Blundell-Wignall told reporters: "That's the major threat for the banks today – that Australia gets dragged down by the whole Europe-Asia-US issue and then unemployment starts to go up. Whether house prices are too high or not depends on whether you've got a job or not. If you don't have your job, you just can't pay your mortgage and then you become a bad loan problem."
Right now, as Treasurer Swan gleefully reminds us daily, most people have a job. And it would take a pretty hard landing in China to change that.
So why worry, eh?
The main reason to look beyond Commonwealth Bank's strong profit to the potential need for future bailouts is simple – that we could ill afford such bailouts again. When Rudd helped CBA and the other big four out a hole (remember that small banks were charged more for the same favour), national debt was virtually non-existent.
Four years later, after two rounds of stimulus spending (which this columnist supported) and later budget blowouts (which I did not - see Swan's dangerous debt game, May 10), the federal government is standing on far less solid financial ground.
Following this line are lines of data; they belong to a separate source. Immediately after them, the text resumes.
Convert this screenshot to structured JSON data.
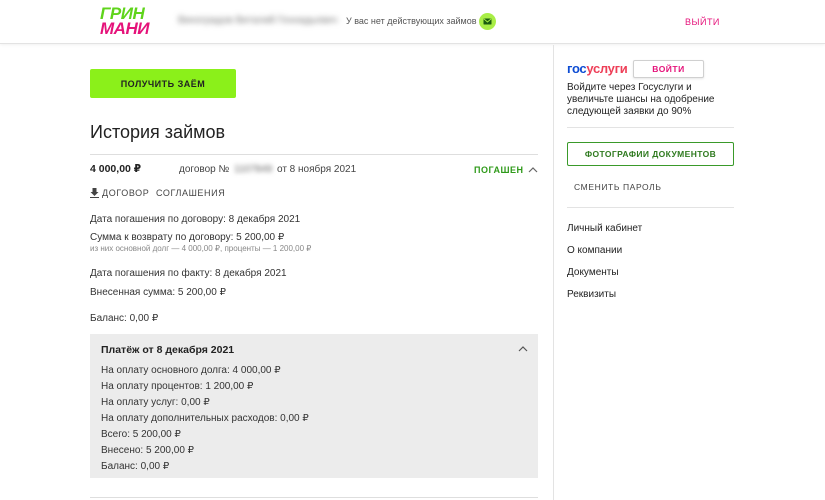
{
  "header": {
    "logo_line1": "ГРИН",
    "logo_line2": "МАНИ",
    "username": "Виноградов Виталий Геннадьевич",
    "no_loans_text": "У вас нет действующих займов",
    "mail_icon": "mail-icon",
    "logout_label": "ВЫЙТИ"
  },
  "main": {
    "get_loan_label": "ПОЛУЧИТЬ ЗАЁМ",
    "title": "История займов",
    "loan": {
      "amount": "4 000,00 ₽",
      "contract_prefix": "договор №",
      "contract_number": "1107849",
      "contract_date": "от 8 ноября 2021",
      "status": "ПОГАШЕН",
      "doc_label": "ДОГОВОР",
      "agreements_label": "СОГЛАШЕНИЯ",
      "due_date": "Дата погашения по договору: 8 декабря 2021",
      "return_sum": "Сумма к возврату по договору: 5 200,00 ₽",
      "return_breakdown": "из них основной долг — 4 000,00 ₽, проценты — 1 200,00 ₽",
      "actual_date": "Дата погашения по факту: 8 декабря 2021",
      "paid_sum": "Внесенная сумма: 5 200,00 ₽",
      "balance": "Баланс: 0,00 ₽"
    },
    "payment": {
      "title": "Платёж от 8 декабря 2021",
      "lines": [
        "На оплату основного долга: 4 000,00 ₽",
        "На оплату процентов: 1 200,00 ₽",
        "На оплату услуг: 0,00 ₽",
        "На оплату дополнительных расходов: 0,00 ₽",
        "Всего: 5 200,00 ₽",
        "Внесено: 5 200,00 ₽",
        "Баланс: 0,00 ₽"
      ]
    }
  },
  "sidebar": {
    "gos_part1": "гос",
    "gos_part2": "услуги",
    "gos_login_label": "ВОЙТИ",
    "gos_text": "Войдите через Госуслуги и увеличьте шансы на одобрение следующей заявки до 90%",
    "photos_label": "ФОТОГРАФИИ ДОКУМЕНТОВ",
    "change_password_label": "СМЕНИТЬ ПАРОЛЬ",
    "links": [
      "Личный кабинет",
      "О компании",
      "Документы",
      "Реквизиты"
    ]
  },
  "colors": {
    "brand_green": "#8bf01a",
    "brand_pink": "#e5127a",
    "status_green": "#2f9a1a"
  }
}
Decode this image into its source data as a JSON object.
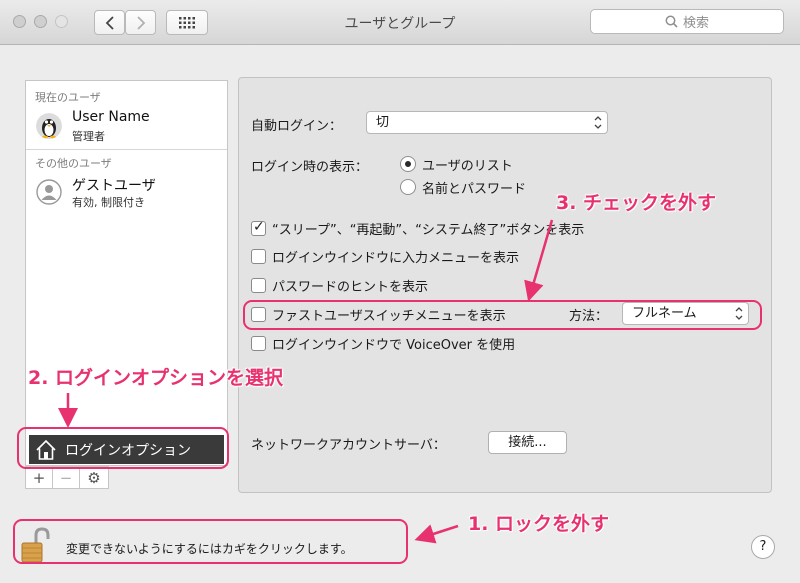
{
  "window": {
    "title": "ユーザとグループ"
  },
  "toolbar": {
    "search_placeholder": "検索"
  },
  "sidebar": {
    "current_header": "現在のユーザ",
    "current_user": {
      "name": "User Name",
      "role": "管理者"
    },
    "other_header": "その他のユーザ",
    "guest_user": {
      "name": "ゲストユーザ",
      "role": "有効, 制限付き"
    },
    "login_options": "ログインオプション",
    "add_label": "+",
    "remove_label": "−",
    "gear_label": "⚙"
  },
  "settings": {
    "auto_login_label": "自動ログイン：",
    "auto_login_value": "切",
    "display_label": "ログイン時の表示：",
    "radio_list_label": "ユーザのリスト",
    "radio_name_label": "名前とパスワード",
    "radio_selected": "list",
    "cb_sleep_label": "“スリープ”、“再起動”、“システム終了”ボタンを表示",
    "cb_sleep_checked": true,
    "cb_input_menu_label": "ログインウインドウに入力メニューを表示",
    "cb_input_menu_checked": false,
    "cb_hints_label": "パスワードのヒントを表示",
    "cb_hints_checked": false,
    "cb_fast_switch_label": "ファストユーザスイッチメニューを表示",
    "cb_fast_switch_checked": false,
    "method_label": "方法：",
    "method_value": "フルネーム",
    "cb_voiceover_label": "ログインウインドウで VoiceOver を使用",
    "cb_voiceover_checked": false,
    "network_label": "ネットワークアカウントサーバ：",
    "join_button": "接続..."
  },
  "footer": {
    "lock_text": "変更できないようにするにはカギをクリックします。",
    "help_label": "?"
  },
  "annotations": {
    "step1": "1. ロックを外す",
    "step2": "2. ログインオプションを選択",
    "step3": "3. チェックを外す",
    "color": "#e8316f"
  }
}
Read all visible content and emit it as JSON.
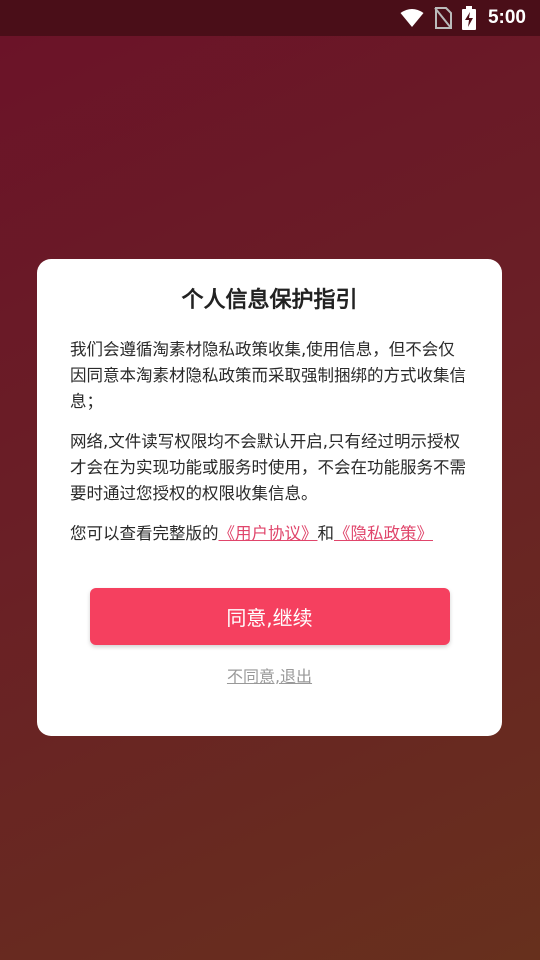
{
  "status_bar": {
    "time": "5:00",
    "icons": [
      "wifi-icon",
      "no-sim-icon",
      "battery-charging-icon"
    ]
  },
  "dialog": {
    "title": "个人信息保护指引",
    "paragraph1": "我们会遵循淘素材隐私政策收集,使用信息，但不会仅因同意本淘素材隐私政策而采取强制捆绑的方式收集信息；",
    "paragraph2": "网络,文件读写权限均不会默认开启,只有经过明示授权才会在为实现功能或服务时使用，不会在功能服务不需要时通过您授权的权限收集信息。",
    "paragraph3_prefix": "您可以查看完整版的",
    "user_agreement_link": "《用户协议》",
    "conjunction": "和",
    "privacy_policy_link": "《隐私政策》",
    "agree_button": "同意,继续",
    "disagree_link": "不同意,退出"
  },
  "colors": {
    "accent": "#f5405f",
    "link": "#e0456b",
    "background_top": "#6b1228",
    "background_bottom": "#67301d"
  }
}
The obvious retort is that a 'guarantee' is not the same as a direct injection of public funds – the kind of 'bailout' seen in the UK, US and across Europe.
However, the banks are not the federal government's only risk if the global picture deteriorates. Moody's yesterday reminded us that the states all have major debts problems of their own, and the federal budget is the safety net for services and infrastructure when the states bugger things up.
Australia has a debt problem.
Household debt is still too high, and still over-reliant on the big four borrowing on global markets.
Federal public debt is too high, and the Gillard government must be held to account for doing too little to reduce it when the essential phase of its GFC stimulus spending was complete.
State debts are too high, and the two Coalition-held states attempting to reduce public debt, New South Wales and Victoria, are learning how difficult politically it is to address the problem.
Running an economy with this much debt spread across the federal, state and private sector balance sheets is like driving a car with no brakes through a twisting stretch of freeway – after each bend, the Treasurer, or indeed bank shareholders, whoop with joy that "nothing can stop us now". And if nothing ever gets in the way, it's tempting to conclude there was never a problem.
But would you run your business like that – with no thought for risk mitigation?
It's too soon to forget the strain a sudden traffic hazard – be it GFC phase I, II, or the current III playing out in Europe – will cause not only Commonwealth Bank, but also our debt-laden governments.
When you find yourself pumping the brake pedal, it's too late to stop.